Could the COVID-19  vaccine then end up being something like the seasonal flu vaccine, requiring people to be vaccinated every year? Researchers don’t rule that out.
From the point of view of the virus, ‘success’ would mean becoming as common as the common flu, so that it can pass on from host to host every year, year after year. For the more immediate future – the rest of 2020 – we can only hope that the combination of social distancing (which will keep the most vulnerable among us safe) and partial herd immunity will cause the virus to circulate less and less on its own. But the dangers of sudden outbreaks in pockets will continue.
The second type of ending
All of the possibilities mentioned above are to do with the physical or medical endgame of the pandemic. But medical historians and experts who have studied past pandemics tell us that there is also another type of ending – the “social” ending.
This is a fascinating concept and essentially implies that the population (or a large section of it) are no longer afraid of the virus, or tired of the disruption to their lives, and get back to business as usual. Such a phenomenon was seen in the 1918 Spanish Flu pandemic, with people desperate to get back to normalcy after the combined trauma of World War 1 and the outbreak (the latter killed an estimated 50 million people worldwide). But it appears that the Spanish Flu ended socially and medically at around the same time, allowing people -- at least those not under colonial rule -- to quickly return to a productive economic and social life. 
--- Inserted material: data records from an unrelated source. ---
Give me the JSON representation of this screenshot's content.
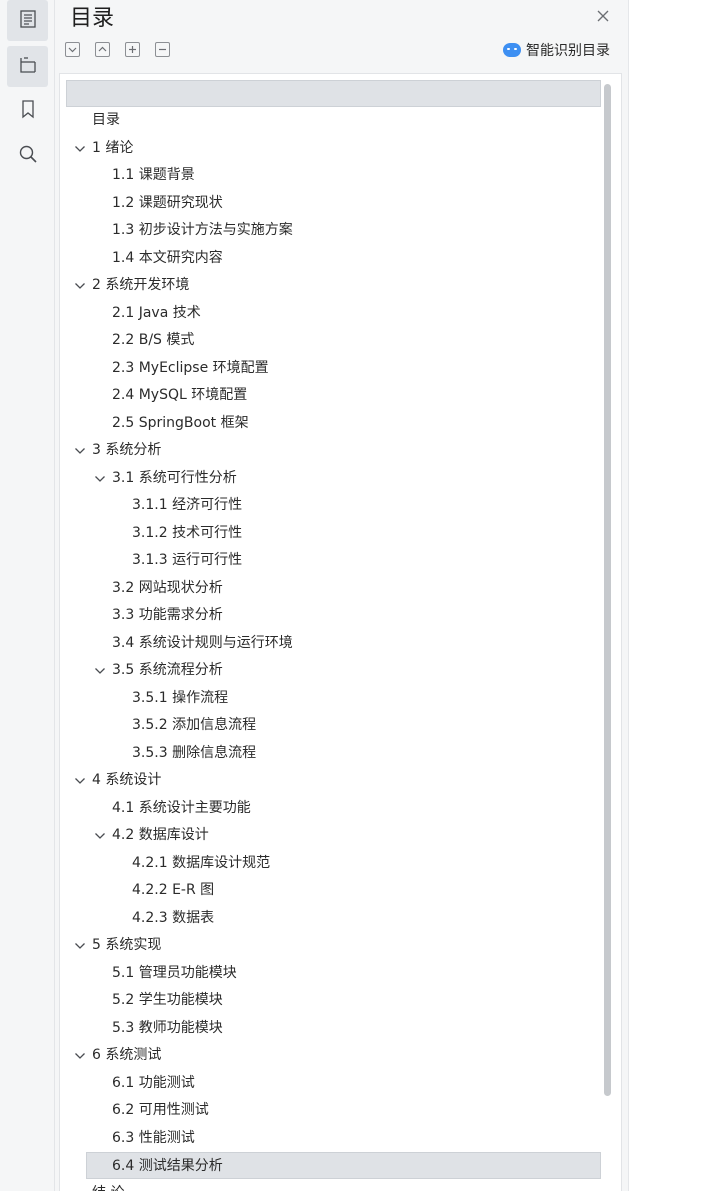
{
  "panel": {
    "title": "目录",
    "smart_toc_label": "智能识别目录"
  },
  "toc": [
    {
      "label": "目录",
      "level": 0,
      "expand": false
    },
    {
      "label": "1  绪论",
      "level": 0,
      "expand": true
    },
    {
      "label": "1.1  课题背景",
      "level": 1,
      "expand": false
    },
    {
      "label": "1.2  课题研究现状",
      "level": 1,
      "expand": false
    },
    {
      "label": "1.3  初步设计方法与实施方案",
      "level": 1,
      "expand": false
    },
    {
      "label": "1.4  本文研究内容",
      "level": 1,
      "expand": false
    },
    {
      "label": "2  系统开发环境",
      "level": 0,
      "expand": true
    },
    {
      "label": "2.1 Java 技术",
      "level": 1,
      "expand": false
    },
    {
      "label": "2.2 B/S 模式",
      "level": 1,
      "expand": false
    },
    {
      "label": "2.3 MyEclipse 环境配置",
      "level": 1,
      "expand": false
    },
    {
      "label": "2.4 MySQL 环境配置",
      "level": 1,
      "expand": false
    },
    {
      "label": "2.5 SpringBoot 框架",
      "level": 1,
      "expand": false
    },
    {
      "label": "3  系统分析",
      "level": 0,
      "expand": true
    },
    {
      "label": "3.1  系统可行性分析",
      "level": 1,
      "expand": true
    },
    {
      "label": "3.1.1  经济可行性",
      "level": 2,
      "expand": false
    },
    {
      "label": "3.1.2  技术可行性",
      "level": 2,
      "expand": false
    },
    {
      "label": "3.1.3  运行可行性",
      "level": 2,
      "expand": false
    },
    {
      "label": "3.2  网站现状分析",
      "level": 1,
      "expand": false
    },
    {
      "label": "3.3  功能需求分析",
      "level": 1,
      "expand": false
    },
    {
      "label": "3.4  系统设计规则与运行环境",
      "level": 1,
      "expand": false
    },
    {
      "label": "3.5 系统流程分析",
      "level": 1,
      "expand": true
    },
    {
      "label": "3.5.1 操作流程",
      "level": 2,
      "expand": false
    },
    {
      "label": "3.5.2 添加信息流程",
      "level": 2,
      "expand": false
    },
    {
      "label": "3.5.3 删除信息流程",
      "level": 2,
      "expand": false
    },
    {
      "label": "4  系统设计",
      "level": 0,
      "expand": true
    },
    {
      "label": "4.1  系统设计主要功能",
      "level": 1,
      "expand": false
    },
    {
      "label": "4.2  数据库设计",
      "level": 1,
      "expand": true
    },
    {
      "label": "4.2.1  数据库设计规范",
      "level": 2,
      "expand": false
    },
    {
      "label": "4.2.2 E-R 图",
      "level": 2,
      "expand": false
    },
    {
      "label": "4.2.3  数据表",
      "level": 2,
      "expand": false
    },
    {
      "label": "5  系统实现",
      "level": 0,
      "expand": true
    },
    {
      "label": "5.1 管理员功能模块",
      "level": 1,
      "expand": false
    },
    {
      "label": "5.2 学生功能模块",
      "level": 1,
      "expand": false
    },
    {
      "label": "5.3 教师功能模块",
      "level": 1,
      "expand": false
    },
    {
      "label": "6  系统测试",
      "level": 0,
      "expand": true
    },
    {
      "label": "6.1  功能测试",
      "level": 1,
      "expand": false
    },
    {
      "label": "6.2  可用性测试",
      "level": 1,
      "expand": false
    },
    {
      "label": "6.3  性能测试",
      "level": 1,
      "expand": false
    },
    {
      "label": "6.4 测试结果分析",
      "level": 1,
      "expand": false,
      "selected": true
    },
    {
      "label": "结 论",
      "level": 0,
      "expand": false
    }
  ]
}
With the coronavirus, it’s possible that it will end socially before it ends medically – we are already seeing signs of that in the US in states like Arizona, Texas, Florida and California where many young people are starting to socialise like before even though the virus is circulating in the community and infections continue to rise.
There is a hint of this happening elsewhere too – people are simply fed up of the coronavirus and the sacrifices involved in combating it. The price that we might have to pay for this lag between the social and medical end of the pandemic remains to be seen.
The views expressed by the author are personal.